Hundreds Miss Out on Lecture by Ghery
Omar Roushdy -- The Tech
Frank O. Gehry, a renowned architect from Santa Monica, Calif., speaks on his work in Wong Auditorium Friday. Gehry has been selected to design the Stata Computer Information and Intelligence Sciences building which will be constructed on the Building 20 site.
By Susan Buchman
Overwhelming demand for a seat to hear a lecture given by architect Frank O. Ghery left many people out in the cold on Friday night peering through the window of the Tang Center for a glimpse of the world-renowned architect who is designing the Stata Complex.
At 6:10 p.m. on Friday, an MIT student called Campus Police with a "complaint relative to fire issues," said Anne P. Glavin, chief of the CPs.
Glavin received estimates that 1500 to 2000 people were crowded into the auditorium, which has a capacity of 291.
At 7 p.m., the expected starting time of the lecture, CPs were still escorting attendees out of the building. Both Wong Auditorium and the overflow room, the TingLobby, were packed to capacity.
Approximately 100 people were outside of Building E51, peeking in through the windows to watch Ghery on the television monitor in the lobby. At one point, a subset of the crowd began chanting "Ghery," and several members of the crowd verbally resisted police officers when told to step away from the door. When told it was a fire hazard, one man replied, "Where's the fire?"
People who had been waiting in the auditorium from as early as 5 p.m. had to sit in the aisles, and were among those later told to leave.
Ghery's talk was the latest in the Department of Architecture's lecture series. The department had reserved Room 10-250 on Tuesdays this fall to accommodate the series. Ghery's lecture was originally scheduled for today, but the architect cancelled and offered to speak on Friday instead. According to Anderson, Wong Auditorium was the largest venue available for Friday.
"I have received numerous messages, understandably agitated, about the events surrounding the Gehry lecture of last Friday evening," said Department of Architecture Head Stanford Anderson in an e-mail sent in response to student complaints.

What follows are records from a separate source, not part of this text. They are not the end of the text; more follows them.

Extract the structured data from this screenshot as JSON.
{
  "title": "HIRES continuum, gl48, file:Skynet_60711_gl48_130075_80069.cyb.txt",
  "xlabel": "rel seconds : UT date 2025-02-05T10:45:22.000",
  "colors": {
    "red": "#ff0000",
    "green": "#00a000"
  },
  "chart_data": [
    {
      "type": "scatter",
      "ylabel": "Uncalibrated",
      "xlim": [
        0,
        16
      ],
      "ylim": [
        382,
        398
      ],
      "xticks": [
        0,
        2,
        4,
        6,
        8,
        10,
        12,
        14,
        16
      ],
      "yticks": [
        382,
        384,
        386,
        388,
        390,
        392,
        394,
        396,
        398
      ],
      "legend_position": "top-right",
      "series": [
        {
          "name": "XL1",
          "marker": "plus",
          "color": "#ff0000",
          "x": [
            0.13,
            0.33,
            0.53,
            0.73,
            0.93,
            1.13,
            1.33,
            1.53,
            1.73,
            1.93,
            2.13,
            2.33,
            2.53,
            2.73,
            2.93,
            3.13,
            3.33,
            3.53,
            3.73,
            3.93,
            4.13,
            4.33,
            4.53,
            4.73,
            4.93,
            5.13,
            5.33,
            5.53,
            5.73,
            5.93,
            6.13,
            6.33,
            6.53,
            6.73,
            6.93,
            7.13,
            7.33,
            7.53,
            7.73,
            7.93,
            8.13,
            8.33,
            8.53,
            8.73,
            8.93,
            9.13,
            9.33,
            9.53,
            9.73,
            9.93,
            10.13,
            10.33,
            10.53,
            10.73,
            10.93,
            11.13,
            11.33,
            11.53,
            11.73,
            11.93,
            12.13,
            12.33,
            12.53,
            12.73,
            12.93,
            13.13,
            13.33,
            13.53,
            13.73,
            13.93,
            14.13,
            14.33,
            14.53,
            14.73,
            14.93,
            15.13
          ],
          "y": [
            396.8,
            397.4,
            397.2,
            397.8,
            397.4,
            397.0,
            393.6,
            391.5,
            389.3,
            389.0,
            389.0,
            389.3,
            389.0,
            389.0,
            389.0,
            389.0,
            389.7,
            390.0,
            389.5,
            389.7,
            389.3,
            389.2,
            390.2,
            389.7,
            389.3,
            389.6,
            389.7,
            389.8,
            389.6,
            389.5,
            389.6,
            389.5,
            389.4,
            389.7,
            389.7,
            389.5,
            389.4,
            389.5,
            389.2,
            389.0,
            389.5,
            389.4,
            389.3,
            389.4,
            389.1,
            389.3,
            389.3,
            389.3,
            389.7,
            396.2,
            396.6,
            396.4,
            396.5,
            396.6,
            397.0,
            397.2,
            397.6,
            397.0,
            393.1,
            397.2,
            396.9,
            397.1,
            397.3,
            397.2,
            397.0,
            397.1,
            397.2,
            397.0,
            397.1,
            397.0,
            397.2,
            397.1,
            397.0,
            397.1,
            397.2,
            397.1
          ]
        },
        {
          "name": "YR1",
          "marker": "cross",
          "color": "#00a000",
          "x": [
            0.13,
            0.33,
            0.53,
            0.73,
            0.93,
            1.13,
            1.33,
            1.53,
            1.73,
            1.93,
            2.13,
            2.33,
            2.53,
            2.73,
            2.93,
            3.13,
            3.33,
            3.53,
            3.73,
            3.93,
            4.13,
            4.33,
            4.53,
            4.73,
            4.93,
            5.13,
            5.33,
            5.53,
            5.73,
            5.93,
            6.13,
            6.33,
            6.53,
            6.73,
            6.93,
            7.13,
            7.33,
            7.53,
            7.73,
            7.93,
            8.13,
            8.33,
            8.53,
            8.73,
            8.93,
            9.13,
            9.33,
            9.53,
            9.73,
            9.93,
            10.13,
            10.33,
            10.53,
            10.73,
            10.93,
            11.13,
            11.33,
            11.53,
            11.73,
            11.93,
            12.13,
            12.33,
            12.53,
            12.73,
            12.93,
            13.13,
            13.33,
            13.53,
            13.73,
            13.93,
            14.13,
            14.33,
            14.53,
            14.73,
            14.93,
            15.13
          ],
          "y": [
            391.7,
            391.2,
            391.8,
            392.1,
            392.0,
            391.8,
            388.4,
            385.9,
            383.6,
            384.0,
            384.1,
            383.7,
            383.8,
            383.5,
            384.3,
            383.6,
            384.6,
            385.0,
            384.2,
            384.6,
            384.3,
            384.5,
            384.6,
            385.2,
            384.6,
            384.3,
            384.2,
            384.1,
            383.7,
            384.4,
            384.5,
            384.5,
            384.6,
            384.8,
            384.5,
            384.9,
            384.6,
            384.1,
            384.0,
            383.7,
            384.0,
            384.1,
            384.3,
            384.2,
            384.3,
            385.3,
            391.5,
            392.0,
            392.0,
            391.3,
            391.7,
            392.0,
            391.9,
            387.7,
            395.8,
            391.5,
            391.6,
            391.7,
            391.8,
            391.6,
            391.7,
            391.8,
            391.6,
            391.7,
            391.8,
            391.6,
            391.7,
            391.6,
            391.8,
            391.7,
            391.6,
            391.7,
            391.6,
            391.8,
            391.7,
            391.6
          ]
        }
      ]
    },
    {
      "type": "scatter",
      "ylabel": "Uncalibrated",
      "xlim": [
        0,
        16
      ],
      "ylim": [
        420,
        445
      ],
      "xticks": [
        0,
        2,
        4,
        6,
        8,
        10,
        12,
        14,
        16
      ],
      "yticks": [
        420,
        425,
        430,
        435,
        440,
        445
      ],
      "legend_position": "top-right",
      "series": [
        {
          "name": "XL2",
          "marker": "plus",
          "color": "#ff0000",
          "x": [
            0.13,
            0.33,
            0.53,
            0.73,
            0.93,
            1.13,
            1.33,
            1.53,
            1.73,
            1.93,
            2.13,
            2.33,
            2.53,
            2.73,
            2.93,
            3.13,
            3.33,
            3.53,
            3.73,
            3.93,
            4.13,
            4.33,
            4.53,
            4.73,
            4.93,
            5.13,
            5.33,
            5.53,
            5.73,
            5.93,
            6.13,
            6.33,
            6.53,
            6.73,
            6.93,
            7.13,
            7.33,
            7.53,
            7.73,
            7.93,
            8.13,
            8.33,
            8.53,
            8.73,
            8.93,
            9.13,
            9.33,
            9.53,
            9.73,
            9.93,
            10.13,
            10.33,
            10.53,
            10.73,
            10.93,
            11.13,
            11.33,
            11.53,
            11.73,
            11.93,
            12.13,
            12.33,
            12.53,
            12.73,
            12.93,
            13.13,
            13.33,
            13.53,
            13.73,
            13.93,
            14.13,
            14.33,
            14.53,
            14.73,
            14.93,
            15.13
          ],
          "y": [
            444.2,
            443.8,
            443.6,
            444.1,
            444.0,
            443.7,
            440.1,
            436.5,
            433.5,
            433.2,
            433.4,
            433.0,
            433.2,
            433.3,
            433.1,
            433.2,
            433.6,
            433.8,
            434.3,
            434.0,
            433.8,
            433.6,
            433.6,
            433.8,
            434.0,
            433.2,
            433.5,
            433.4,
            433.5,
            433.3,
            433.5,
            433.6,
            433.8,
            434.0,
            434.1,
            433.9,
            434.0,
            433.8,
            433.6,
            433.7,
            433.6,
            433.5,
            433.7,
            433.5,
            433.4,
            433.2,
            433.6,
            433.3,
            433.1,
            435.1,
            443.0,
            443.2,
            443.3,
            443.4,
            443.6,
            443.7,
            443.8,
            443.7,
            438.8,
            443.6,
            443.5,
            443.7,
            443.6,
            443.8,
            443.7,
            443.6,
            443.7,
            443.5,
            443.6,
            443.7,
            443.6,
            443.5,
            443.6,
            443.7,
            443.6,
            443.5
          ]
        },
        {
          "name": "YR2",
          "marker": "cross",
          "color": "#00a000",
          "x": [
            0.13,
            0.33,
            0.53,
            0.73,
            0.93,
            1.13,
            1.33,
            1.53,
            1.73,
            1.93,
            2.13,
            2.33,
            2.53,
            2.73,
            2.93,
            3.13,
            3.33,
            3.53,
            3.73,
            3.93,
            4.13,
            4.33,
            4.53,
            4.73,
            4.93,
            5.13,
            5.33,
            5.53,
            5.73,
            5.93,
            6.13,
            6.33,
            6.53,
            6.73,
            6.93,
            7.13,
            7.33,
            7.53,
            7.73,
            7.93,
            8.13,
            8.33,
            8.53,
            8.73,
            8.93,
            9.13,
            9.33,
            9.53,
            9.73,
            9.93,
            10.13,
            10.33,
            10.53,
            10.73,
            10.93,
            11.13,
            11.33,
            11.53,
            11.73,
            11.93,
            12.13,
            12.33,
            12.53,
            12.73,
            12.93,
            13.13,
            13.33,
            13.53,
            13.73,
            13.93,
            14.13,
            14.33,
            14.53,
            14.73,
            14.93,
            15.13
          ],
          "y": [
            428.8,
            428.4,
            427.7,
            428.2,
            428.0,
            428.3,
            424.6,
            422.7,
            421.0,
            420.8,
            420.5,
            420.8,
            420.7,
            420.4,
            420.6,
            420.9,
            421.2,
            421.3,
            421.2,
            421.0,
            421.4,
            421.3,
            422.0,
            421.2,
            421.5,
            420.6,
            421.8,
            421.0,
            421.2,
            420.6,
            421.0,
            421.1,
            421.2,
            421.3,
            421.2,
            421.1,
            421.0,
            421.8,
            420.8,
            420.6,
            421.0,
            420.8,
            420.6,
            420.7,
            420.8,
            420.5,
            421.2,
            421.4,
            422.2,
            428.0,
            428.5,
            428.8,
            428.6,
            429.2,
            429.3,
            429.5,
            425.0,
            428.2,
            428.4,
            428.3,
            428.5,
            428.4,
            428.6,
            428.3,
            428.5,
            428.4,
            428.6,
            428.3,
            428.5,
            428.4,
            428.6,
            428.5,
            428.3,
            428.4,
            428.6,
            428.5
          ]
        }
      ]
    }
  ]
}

Many angry about event handling
Many attendees wondered why the Department of Architecture chose such a small venue.
"This is the most popular architect in the world; would they accommodate Pearl Jam in that space?" said Randy Kaufman, a student at the Boston Architectural Center who takes classes at MIT. There was "almost an element of trickery involved."
Forty-five Temple University architecture students chartered a bus and drove for over seven hours to attend the lecture, but only "a handful" made it into the lecture.
"We called ahead and they said there was plenty of room," said a Temple student.
Doug Dalrymple, an employee of the Sheply, Bulfinch, Richardson, and Abbott architecture firm, said that MITshould have been prepared for a large turnout.
"The millions and billions [MIT] has and you can't put up a monitor?" for those left outside, Dalrymple asked.
MITstudents wanted priority
MITstudents were also denied access to the lecture.
"This guy is building a building here; it'd be nice to know what he's about. We can't even stand in there," said Peter Siu '99.
Anderson responded specifically to the suggestion by some in the Department of Architecture that the lectures be closed to the public. Closing certain lectures to the public would be "sending a very negative message, discouraging attention to our school and lectures at all, and also being needless except when the speaker forces a rescheduling such as the present one,"Anderson said, noting that the lecture hall would not normally be filled if attendance was restricted tothe MITcommunity.
Police involvement questioned
Students also complained to Anderson about the attitude of the police.
"No one likes to see the police involved in any academic event,"Anderson said, adding that he was concerned about "reports of the aggressive removal of persons from aisles and circulation spaces of the hall and building," Anderson said.
"I think the police were a little heavy handed. This is a pretty nasty situation for everyone involved," said Edward Kohler G.
A similar situation of overcrowding occurred on Thursday evening at Harvard's Piper Auditorium when architect Renzo Piano spoke. The police were not called, although people were sitting in the aisles and the front of the lecture hall.
"Had the Harvard Police learned of the situation, they too would have intervened," Anderson said.
Some believed that the turnout for the Piano lecture should have prepared MIT for Friday night.
"[MIT] should have learned from lectures yesterday and the day before," said Judy Hodge, a graduate student at Harvard's Graduate School of Design.